Le procès des massacres du 28 septembre s’est ouvert ce mercredi 28 septembre 2022 à Conakry. Un procès qui, selon les avocats de la défense, s’est ouvert sous fond de violation des droits de la défense. Invité de l’émission » Mirador » de FIM Fm au lendemain de l’ouverture de ce procès historique, Me Pépé Antoine Lamah, un des avocats de l’ancien chef de la Junte guinéenne, a dénoncé l’incarcération de son client.
Selon l’avocat, cette incarcération ne repose sur aucune base légale. D’ailleurs, pour lui, il n’est pas question que le capitaine Moussa Dadis Camara partage la même prison que son ancien aide de camp qui aurait tenté de l’assassiner en décembre 2009.
» Nous sommes déçus que le capitaine Moussa Dadais Camara ce soit retrouvé à la maison centrale après toute la bonne foi qu’il a manifestée pour la tenue de ce procès. Il n’a pas tenu rigueur dans ce délai de comparution, il a choisi librement de rentrer pour répondre au calendrier.
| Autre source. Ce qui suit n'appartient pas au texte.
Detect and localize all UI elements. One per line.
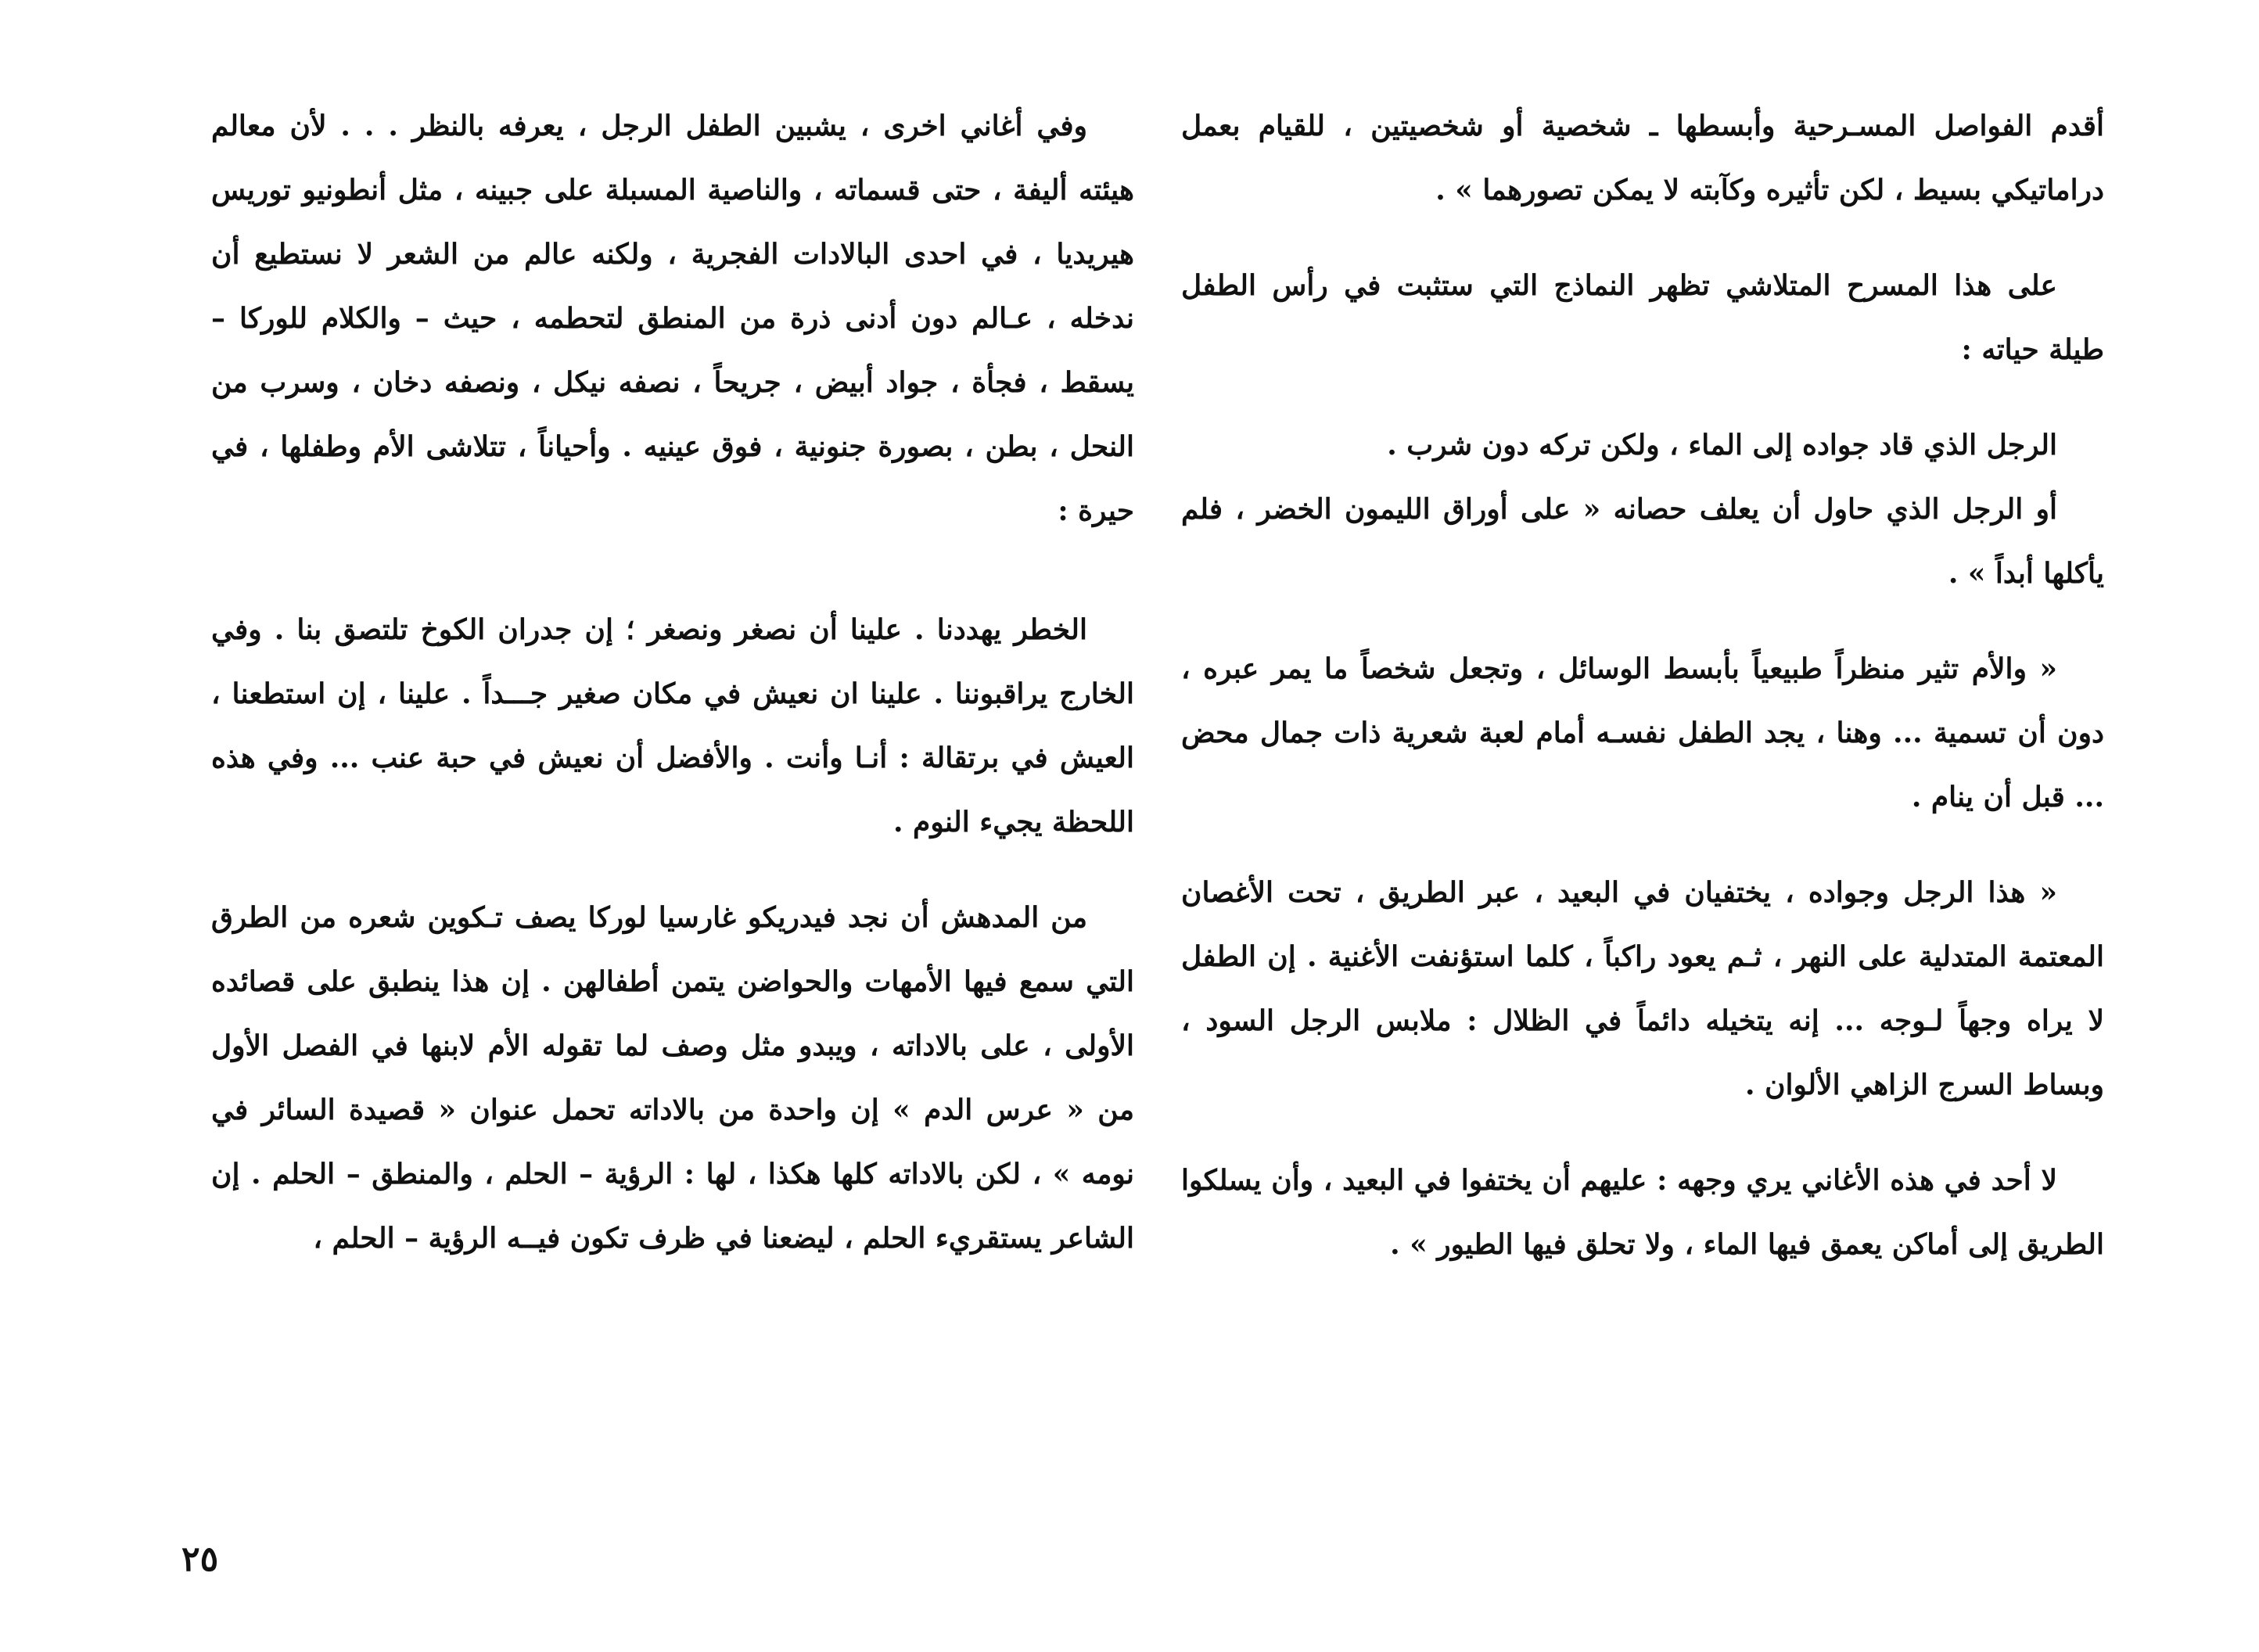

Il vient et on lui réserve la maison centrale où il cohabite avec la personne qui a tenté de l’assassiner le 3 décembre 2009. Vous comprenez un peu le risque qu’il en court en étant dans le même milieu que cette personne, c’est vraiment dangereux”, a fait savoir l’avocat, qui s’est en suite prononcé sur comment il a vécu cette première comparution de son client.
» Hier, nous avons également déploré qu’on ait pas permis à la défense de rencontrer les accusés avant que l’audience ne s’ouvre. Nous n’avons pas eu ce droit hier. Nos clients nous ont été séparés comme si nous étions des intrus dans cette salle, comme si nous venions figurer dans cette procédure pour juste maquiller une parodie de justice. Nous ne pouvons pas nous retenir sans fustiger le comportement du procureur de la République que nous allons assigner les heures et jours à venir devant le juge compétent », a-t-il lancé.